| Tale il titolo di una pubblicazione che l' editore Giuffre' ha
predisposto per raccogliere una serie di testi sulla tortura. L'
intelligente raccolta di excerpta delle "Costituzioni" piemontesi e
modenesi del '700, la conoscenza dei particolari delle "forme"
previste per la tortura cosi' come erano fissati verso la meta' del
'700 a Venezia nonche' secondo lo "stile dello Stato di Toscana", la
lettura delle "Norme interinali" di Giuseppe II e del Codice dei
delitti del 1803, cosi' come del Codice di procedura penale per il
Regno d' Italia del 1807, del Codice napoletano del 1819 e di quello
degli Stati di Parma, Piacenza e Guastalla, delle Leggi civili e
criminali del Regno di Sardegna, del "Regolamento" gregoriano del
1831 e di quello austriaco del 1853, fino al Codice di rito penale
modenese del 1855 e ai Codici sabaudi del 1847, 1850, 1865 e 1913,
consentono invero di cogliere, pur nell' eterogeneita' dei "climi"
culturali e politici e di scelte di politica criminale oltre che di
correnti di pensiero, analogie di fondo sulla indispensabilita' di
acquisire anche, occorrendo, con mezzi coercitivi l' apporto
"testimoniale" dell' imputato: e cio' non soltanto in ordine al fatto
di reato che all' imputato e' direttamente attribuito ma, altresi',
al fatto di reato contestato ad eventuali concorrenti nel reato.

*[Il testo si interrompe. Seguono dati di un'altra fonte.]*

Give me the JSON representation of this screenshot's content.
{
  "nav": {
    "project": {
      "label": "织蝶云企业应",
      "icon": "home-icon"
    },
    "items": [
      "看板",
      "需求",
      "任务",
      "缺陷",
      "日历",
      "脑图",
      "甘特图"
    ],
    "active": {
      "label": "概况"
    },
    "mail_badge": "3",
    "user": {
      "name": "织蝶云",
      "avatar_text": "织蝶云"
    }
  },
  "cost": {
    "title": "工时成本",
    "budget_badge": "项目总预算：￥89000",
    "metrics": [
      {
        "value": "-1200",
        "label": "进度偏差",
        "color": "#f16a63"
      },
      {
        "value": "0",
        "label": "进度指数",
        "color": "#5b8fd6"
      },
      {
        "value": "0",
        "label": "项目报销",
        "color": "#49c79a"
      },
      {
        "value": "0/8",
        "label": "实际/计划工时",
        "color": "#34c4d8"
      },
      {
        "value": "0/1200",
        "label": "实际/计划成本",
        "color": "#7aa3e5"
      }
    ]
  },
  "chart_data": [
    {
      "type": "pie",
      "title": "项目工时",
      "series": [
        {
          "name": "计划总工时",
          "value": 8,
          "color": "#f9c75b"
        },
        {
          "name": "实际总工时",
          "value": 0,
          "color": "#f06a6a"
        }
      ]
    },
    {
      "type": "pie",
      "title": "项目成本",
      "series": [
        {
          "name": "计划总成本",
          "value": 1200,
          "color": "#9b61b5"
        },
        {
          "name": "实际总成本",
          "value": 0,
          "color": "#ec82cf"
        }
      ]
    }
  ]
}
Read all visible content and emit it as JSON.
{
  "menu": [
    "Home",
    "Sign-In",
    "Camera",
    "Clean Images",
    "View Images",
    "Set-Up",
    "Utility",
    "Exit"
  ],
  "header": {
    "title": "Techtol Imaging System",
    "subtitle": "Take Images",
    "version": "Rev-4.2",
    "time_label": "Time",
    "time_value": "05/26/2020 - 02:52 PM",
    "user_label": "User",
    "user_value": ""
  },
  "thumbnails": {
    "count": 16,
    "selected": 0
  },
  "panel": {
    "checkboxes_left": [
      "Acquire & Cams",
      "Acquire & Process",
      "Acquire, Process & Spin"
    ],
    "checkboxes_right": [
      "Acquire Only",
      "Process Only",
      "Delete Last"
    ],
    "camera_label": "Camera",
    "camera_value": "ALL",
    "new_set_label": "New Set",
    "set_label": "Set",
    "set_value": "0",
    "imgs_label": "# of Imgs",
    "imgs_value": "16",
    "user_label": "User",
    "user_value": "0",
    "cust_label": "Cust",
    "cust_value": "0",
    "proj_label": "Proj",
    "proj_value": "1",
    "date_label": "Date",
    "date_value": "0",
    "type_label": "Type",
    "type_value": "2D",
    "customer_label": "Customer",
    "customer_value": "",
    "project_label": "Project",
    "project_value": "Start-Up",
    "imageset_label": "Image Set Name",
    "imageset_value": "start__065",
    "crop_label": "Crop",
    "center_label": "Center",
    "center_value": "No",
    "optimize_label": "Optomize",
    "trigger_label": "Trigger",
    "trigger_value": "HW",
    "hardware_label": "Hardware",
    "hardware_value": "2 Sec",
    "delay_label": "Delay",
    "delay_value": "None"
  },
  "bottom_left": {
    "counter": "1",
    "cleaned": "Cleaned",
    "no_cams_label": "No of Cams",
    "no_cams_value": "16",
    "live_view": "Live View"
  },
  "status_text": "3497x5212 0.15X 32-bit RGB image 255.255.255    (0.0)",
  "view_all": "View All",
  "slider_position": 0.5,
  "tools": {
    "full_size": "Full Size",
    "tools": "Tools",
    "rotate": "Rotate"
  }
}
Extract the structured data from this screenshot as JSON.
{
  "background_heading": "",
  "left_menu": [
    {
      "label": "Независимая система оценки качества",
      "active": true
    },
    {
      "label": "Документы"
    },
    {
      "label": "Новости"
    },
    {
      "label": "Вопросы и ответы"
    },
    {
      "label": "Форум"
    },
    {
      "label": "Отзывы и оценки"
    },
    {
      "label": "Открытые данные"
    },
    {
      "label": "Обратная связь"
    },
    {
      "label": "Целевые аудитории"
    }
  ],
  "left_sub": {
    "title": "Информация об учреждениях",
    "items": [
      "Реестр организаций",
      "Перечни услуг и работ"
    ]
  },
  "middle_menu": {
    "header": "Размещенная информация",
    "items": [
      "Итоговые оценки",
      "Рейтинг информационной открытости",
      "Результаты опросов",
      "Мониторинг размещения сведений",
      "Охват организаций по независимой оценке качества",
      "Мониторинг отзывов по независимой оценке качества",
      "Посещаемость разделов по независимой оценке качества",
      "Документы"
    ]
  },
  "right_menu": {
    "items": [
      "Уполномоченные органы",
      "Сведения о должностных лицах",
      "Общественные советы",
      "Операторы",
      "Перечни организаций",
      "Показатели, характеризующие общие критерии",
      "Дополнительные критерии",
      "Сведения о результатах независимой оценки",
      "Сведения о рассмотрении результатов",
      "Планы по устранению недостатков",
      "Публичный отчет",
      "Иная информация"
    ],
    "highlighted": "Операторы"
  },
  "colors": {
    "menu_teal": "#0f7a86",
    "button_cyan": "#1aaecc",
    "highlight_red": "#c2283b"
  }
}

Calando nel momento storico odierno l' esperienza tratta dalle
"consolidazioni" del 1700 nonche' dalle "prassi" giudiziarie quali
documentate dalla manualistica del tempo, si trae (non
infondatamente) l' impressione che anche la legislazione penale degli
ultimissimi anni - concernente soprattutto la c.d. criminalita'
organizzata e terroristica - sia assai piu' preoccupata delle
esigenze di difesa della societa' che non delle garanzie dei diritti
individuali, e che molti istituti possano essere strumentalizzati in
modo da potere, all' occorrenza, funzionare da mezzi di coazione
indiretta rivolta a sollecitare appunto la testimonianza dell'
imputato anche sulla responsabilita' dei terzi concorrenti nel
medesimo reato o imputati comunque di reati connessi. Le disposizioni
strutturate in chiave di prevalenza delle ragioni di difesa della
societa' contenute nella legislazione contro il terrorismo e l'
eversione dovrebbero interessare un ambito circoscritto di soggetti
che a quella particolare criminalita' appartengono o vi si richiamano
ideologicamente, tuttavia e' indubbio che l' ondata di rigurgito
inquisitorio non puo' non investire l' apparato giudiziario nel suo
complesso, caricandolo, in tal modo, di atteggiamenti, di strumenti
operativi, di mentalita', di prassi non codificate, di contenuti
della "discrezionalita'" che finiscono, come dimostra l' esperienza
di ogni giorno, per essere estesi a tutti gli imputati.